ATRMec1 phosphorylation-independent activation of Chk1 in vivo

Abstract

The conserved protein kinase Chk1 is a player in the defense against DNA damage and replication blocks. The current model is that after DNA damage or replication blocks, ATRMec1 phosphorylates Chkl on the non-catalytic C-terminal domain. However, the mechanism of activation of Chk1 and the function of the Chk1 C terminus in vivo remains largely unknown. In this study we used an in vivo assay to examine the role of the C terminus of Chk1 in the response to DNA damage and replication blocks. The conserved ATRMec1 phosphorylation sites were essential for the checkpoint response to DNA damage and replication blocks in vivo; that is, that mutation of the sites caused lethality when DNA replication was stalled by hydroxyurea.

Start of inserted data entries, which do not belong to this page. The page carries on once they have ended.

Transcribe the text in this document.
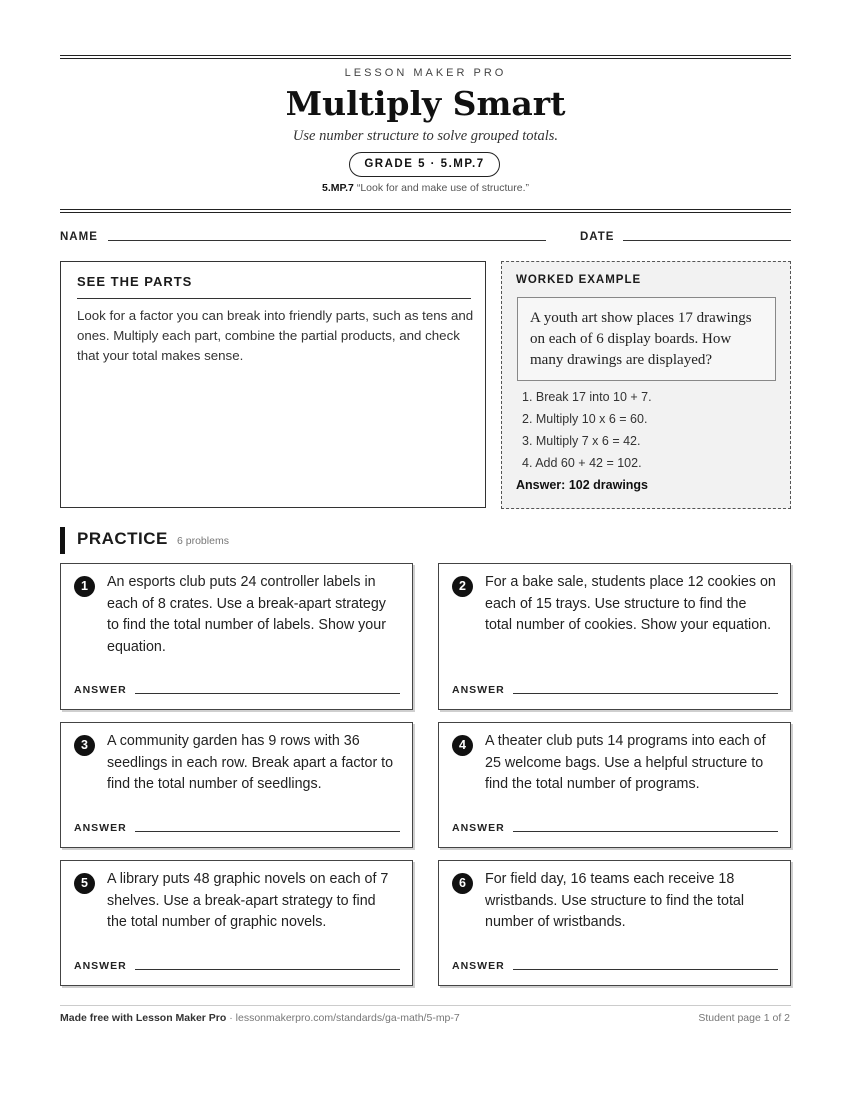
LESSON MAKER PRO
Multiply Smart
Use number structure to solve grouped totals.
GRADE 5 · 5.MP.7
5.MP.7 “Look for and make use of structure.”
NAME	DATE
SEE THE PARTS
Look for a factor you can break into friendly parts, such as tens and ones. Multiply each part, combine the partial products, and check that your total makes sense.
WORKED EXAMPLE
A youth art show places 17 drawings on each of 6 display boards. How many drawings are displayed?
1. Break 17 into 10 + 7.
2. Multiply 10 x 6 = 60.
3. Multiply 7 x 6 = 42.
4. Add 60 + 42 = 102.
Answer: 102 drawings
PRACTICE 6 problems
1	An esports club puts 24 controller labels in each of 8 crates. Use a break-apart strategy to find the total number of labels. Show your equation.
ANSWER
2	For a bake sale, students place 12 cookies on each of 15 trays. Use structure to find the total number of cookies. Show your equation.
ANSWER
3	A community garden has 9 rows with 36 seedlings in each row. Break apart a factor to find the total number of seedlings.
ANSWER
4	A theater club puts 14 programs into each of 25 welcome bags. Use a helpful structure to find the total number of programs.
ANSWER
5	A library puts 48 graphic novels on each of 7 shelves. Use a break-apart strategy to find the total number of graphic novels.
ANSWER
6	For field day, 16 teams each receive 18 wristbands. Use structure to find the total number of wristbands.
ANSWER
Made free with Lesson Maker Pro · lessonmakerpro.com/standards/ga-math/5-mp-7	Student page 1 of 2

Despite this, loss of the ATRMec1 phosphorylation sites did not change the kinase activity of Chk1 in vitro. Furthermore, a single amino acid substitution at an invariant leucine in a conserved domain of the non-catalytic C terminus restored viability to cells expressing the ATRMec1 phosphorylation site-mutated protein and relieved the requirement of an upstream mediator for Chk1 activation. Our findings show that a single amino acid substitution in the C terminus, which could lead to an allosteric change in Chk1, allows it to bypass the requirement of the conserved ATRMec1 phosphorylation sites for checkpoint function. © 2009 by The American Society for Biochemistry and Molecular Biology, Inc.